DÉCISION Contradictoire RENDUE EN PREMIER RESSORT, par mise à disposition au greffe ; les parties ayant été préalablement avisées dans les conditions prévues à l’article 450 alinéa 2 du code de procédure civile.
DEMANDERESSE :
S.A.S. [Z] immatriculée au RCS de [Localité 6] sous le n° 385 341 029
[Adresse 1]
[Localité 4]
représentée par Me Caroline PECHIER, avocat au barreau de CHARENTE, avocat plaidant
ET :
DEFENDERESSE :
S.C.I. ALV4 immatriculée au RCS de [Localité 6] sous le n° 442 530 721
[Adresse 2]
[Localité 3]
représentée par Me Cécile BARBERA-GERAL, avocat au barreau de CHARENTE, avocat plaidant
EXPOSE DU LITIGE
La société [Z], spécialisée dans les travaux de maçonnerie et de béton armé a été créée en 1992 par M. [L] [Z], a été exploitée dans les locaux sis [Adresse 15] au [Adresse 14], propriété de la SCI ALV4, dirigée par M. [L] [Z].
Au cours de l’année 2015, M. [L] [Z] a cédé la société [Z] à la SARL [G]-ZATER, prise en la personne de M. [H] [G].
Selon procès-verbal de constat de commissaire de justice en date du 14 avril 2015, la SCI ALV4 en qualité de propriétaire, et la SAS [Z] ont, dans le cadre d’un bail commercial à passer, fait dresser un état des lieux loués sur le site [Adresse 16].
Le 16 avril 2015, la société SCI ALV4 et la société SAS [Z] ont conclu un contrat de bail commercial sur l’ensemble immobilier sis à [Adresse 13], cadastré section C n°[Cadastre 5].
La SAS [Z] a donné congé et quitté les lieux.
Le 15 avril 2021, la SCI ALV4 a fait dresser un constat d’état des lieux de sortie.
Selon courrier recommandé avec accusé de réception en date du 22 avril 2022, la SCI ALV4 a signalé à la SAS [Z], en comparaison avec l’état des lieux d’entrée, l’absence d’un stock de pierres, un pont roulant de marque ATELIER DE LA CHAINETTE fixé au bâtiment préfa, des parois de bois décorées sur le bâtiment atelier, ainsi que des échelles d’accès aux espaces de rangement en hauteur dans l’atelier principal.
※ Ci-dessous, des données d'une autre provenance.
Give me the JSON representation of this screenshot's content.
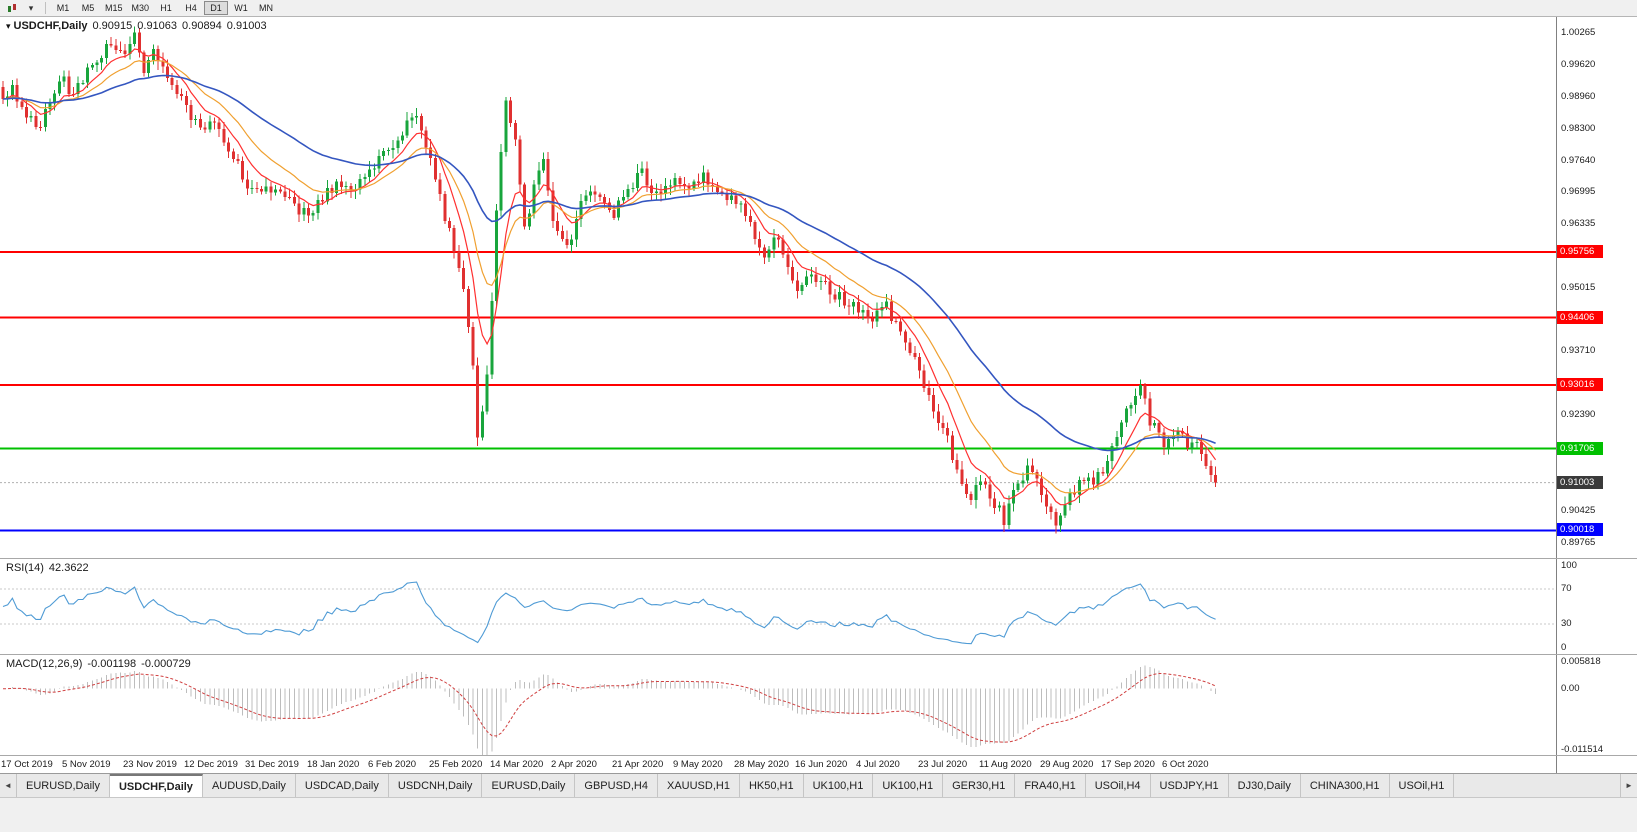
{
  "icons": {
    "title_marker": "▾",
    "dropdown": "▾",
    "tab_left": "◄",
    "tab_right": "►"
  },
  "toolbar": {
    "timeframes": [
      "M1",
      "M5",
      "M15",
      "M30",
      "H1",
      "H4",
      "D1",
      "W1",
      "MN"
    ],
    "active_timeframe": "D1"
  },
  "chart_header": {
    "symbol": "USDCHF,Daily",
    "open": "0.90915",
    "high": "0.91063",
    "low": "0.90894",
    "close": "0.91003"
  },
  "rsi_panel": {
    "title": "RSI(14)",
    "value": "42.3622",
    "axis_labels": [
      "100",
      "70",
      "30",
      "0"
    ],
    "levels": [
      70,
      30
    ],
    "line_color": "#4F9BD5"
  },
  "macd_panel": {
    "title": "MACD(12,26,9)",
    "main_value": "-0.001198",
    "signal_value": "-0.000729",
    "axis_labels": [
      "0.005818",
      "0.00",
      "-0.011514"
    ],
    "hist_color": "#BDBDBD",
    "signal_color": "#D04040"
  },
  "tabs": {
    "active_index": 1,
    "items": [
      "EURUSD,Daily",
      "USDCHF,Daily",
      "AUDUSD,Daily",
      "USDCAD,Daily",
      "USDCNH,Daily",
      "EURUSD,Daily",
      "GBPUSD,H4",
      "XAUUSD,H1",
      "HK50,H1",
      "UK100,H1",
      "UK100,H1",
      "GER30,H1",
      "FRA40,H1",
      "USOil,H4",
      "USDJPY,H1",
      "DJ30,Daily",
      "CHINA300,H1",
      "USOil,H1"
    ]
  },
  "chart_data": {
    "type": "candlestick",
    "symbol": "USDCHF",
    "timeframe": "Daily",
    "ohlc_current": {
      "open": 0.90915,
      "high": 0.91063,
      "low": 0.90894,
      "close": 0.91003
    },
    "ylim": [
      0.8945,
      1.006
    ],
    "candle_count": 259,
    "label_step": 13,
    "up_color": "#18A53C",
    "down_color": "#E03030",
    "axis_labels": [
      "1.00265",
      "0.99620",
      "0.98960",
      "0.98300",
      "0.97640",
      "0.96995",
      "0.96335",
      "0.95015",
      "0.93710",
      "0.92390",
      "0.90425",
      "0.89765"
    ],
    "level_lines": [
      {
        "label": "0.95756",
        "price": 0.95756,
        "color": "#FF0000",
        "name": "resistance-1"
      },
      {
        "label": "0.94406",
        "price": 0.94406,
        "color": "#FF0000",
        "name": "resistance-2"
      },
      {
        "label": "0.93016",
        "price": 0.93016,
        "color": "#FF0000",
        "name": "resistance-3"
      },
      {
        "label": "0.91706",
        "price": 0.91706,
        "color": "#00C000",
        "name": "support-green"
      },
      {
        "label": "0.90018",
        "price": 0.90018,
        "color": "#0000FF",
        "name": "support-blue"
      }
    ],
    "current_price": {
      "label": "0.91003",
      "price": 0.91003,
      "bg": "#3A3A3A"
    },
    "date_labels": [
      "17 Oct 2019",
      "5 Nov 2019",
      "23 Nov 2019",
      "12 Dec 2019",
      "31 Dec 2019",
      "18 Jan 2020",
      "6 Feb 2020",
      "25 Feb 2020",
      "14 Mar 2020",
      "2 Apr 2020",
      "21 Apr 2020",
      "9 May 2020",
      "28 May 2020",
      "16 Jun 2020",
      "4 Jul 2020",
      "23 Jul 2020",
      "11 Aug 2020",
      "29 Aug 2020",
      "17 Sep 2020",
      "6 Oct 2020"
    ],
    "price_path": [
      [
        0,
        0.9885
      ],
      [
        2,
        0.992
      ],
      [
        5,
        0.9855
      ],
      [
        8,
        0.984
      ],
      [
        11,
        0.99
      ],
      [
        13,
        0.993
      ],
      [
        15,
        0.9895
      ],
      [
        18,
        0.9945
      ],
      [
        21,
        0.9985
      ],
      [
        24,
        1.0005
      ],
      [
        26,
        0.999
      ],
      [
        28,
        1.0025
      ],
      [
        30,
        0.995
      ],
      [
        32,
        0.9985
      ],
      [
        35,
        0.993
      ],
      [
        39,
        0.987
      ],
      [
        42,
        0.983
      ],
      [
        45,
        0.9855
      ],
      [
        48,
        0.979
      ],
      [
        52,
        0.9715
      ],
      [
        55,
        0.969
      ],
      [
        58,
        0.9715
      ],
      [
        62,
        0.9675
      ],
      [
        65,
        0.9645
      ],
      [
        68,
        0.9685
      ],
      [
        71,
        0.972
      ],
      [
        74,
        0.9695
      ],
      [
        78,
        0.9745
      ],
      [
        82,
        0.978
      ],
      [
        86,
        0.9845
      ],
      [
        88,
        0.985
      ],
      [
        91,
        0.9775
      ],
      [
        94,
        0.965
      ],
      [
        96,
        0.958
      ],
      [
        98,
        0.95
      ],
      [
        100,
        0.933
      ],
      [
        101,
        0.9195
      ],
      [
        103,
        0.932
      ],
      [
        105,
        0.965
      ],
      [
        107,
        0.989
      ],
      [
        109,
        0.98
      ],
      [
        111,
        0.962
      ],
      [
        113,
        0.971
      ],
      [
        115,
        0.9755
      ],
      [
        117,
        0.964
      ],
      [
        120,
        0.9585
      ],
      [
        123,
        0.967
      ],
      [
        126,
        0.9705
      ],
      [
        130,
        0.9655
      ],
      [
        133,
        0.97
      ],
      [
        136,
        0.974
      ],
      [
        139,
        0.969
      ],
      [
        143,
        0.9725
      ],
      [
        146,
        0.97
      ],
      [
        149,
        0.973
      ],
      [
        152,
        0.9705
      ],
      [
        156,
        0.968
      ],
      [
        159,
        0.9635
      ],
      [
        162,
        0.9575
      ],
      [
        165,
        0.961
      ],
      [
        169,
        0.9495
      ],
      [
        172,
        0.953
      ],
      [
        175,
        0.9505
      ],
      [
        178,
        0.948
      ],
      [
        182,
        0.946
      ],
      [
        185,
        0.944
      ],
      [
        188,
        0.9465
      ],
      [
        191,
        0.9405
      ],
      [
        195,
        0.933
      ],
      [
        198,
        0.9255
      ],
      [
        201,
        0.9185
      ],
      [
        204,
        0.9105
      ],
      [
        206,
        0.9075
      ],
      [
        208,
        0.9115
      ],
      [
        211,
        0.906
      ],
      [
        213,
        0.9025
      ],
      [
        215,
        0.909
      ],
      [
        218,
        0.913
      ],
      [
        221,
        0.9085
      ],
      [
        224,
        0.9
      ],
      [
        227,
        0.9075
      ],
      [
        230,
        0.911
      ],
      [
        232,
        0.909
      ],
      [
        234,
        0.913
      ],
      [
        236,
        0.9165
      ],
      [
        239,
        0.9245
      ],
      [
        242,
        0.9295
      ],
      [
        244,
        0.923
      ],
      [
        247,
        0.9185
      ],
      [
        250,
        0.9215
      ],
      [
        252,
        0.9165
      ],
      [
        254,
        0.918
      ],
      [
        256,
        0.914
      ],
      [
        258,
        0.91003
      ]
    ],
    "moving_averages": [
      {
        "period": 8,
        "color": "#FF3030"
      },
      {
        "period": 17,
        "color": "#F0A030"
      },
      {
        "period": 45,
        "color": "#3456C0"
      }
    ],
    "rsi": {
      "period": 14,
      "current": 42.3622,
      "range": [
        0,
        100
      ]
    },
    "macd": {
      "fast": 12,
      "slow": 26,
      "signal": 9,
      "current_main": -0.001198,
      "current_signal": -0.000729,
      "ylim": [
        -0.0118,
        0.006
      ]
    }
  }
}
Elle a également indiqué la présence d’éléments à faire retirer et l’a mis en demeure d’y procéder.
Par courrier du 28 mai 2021, elle a complété sa demande concernant la présence de cuve d’adjuvant appartenant à une société tierce à retirer.
Par requête du 25 juin 2021, la SCI ALV4 a fait assigner la SAS [Z] en référé devant le Tribunal judiciaire d’Angoulême aux fins d’obligation de faire.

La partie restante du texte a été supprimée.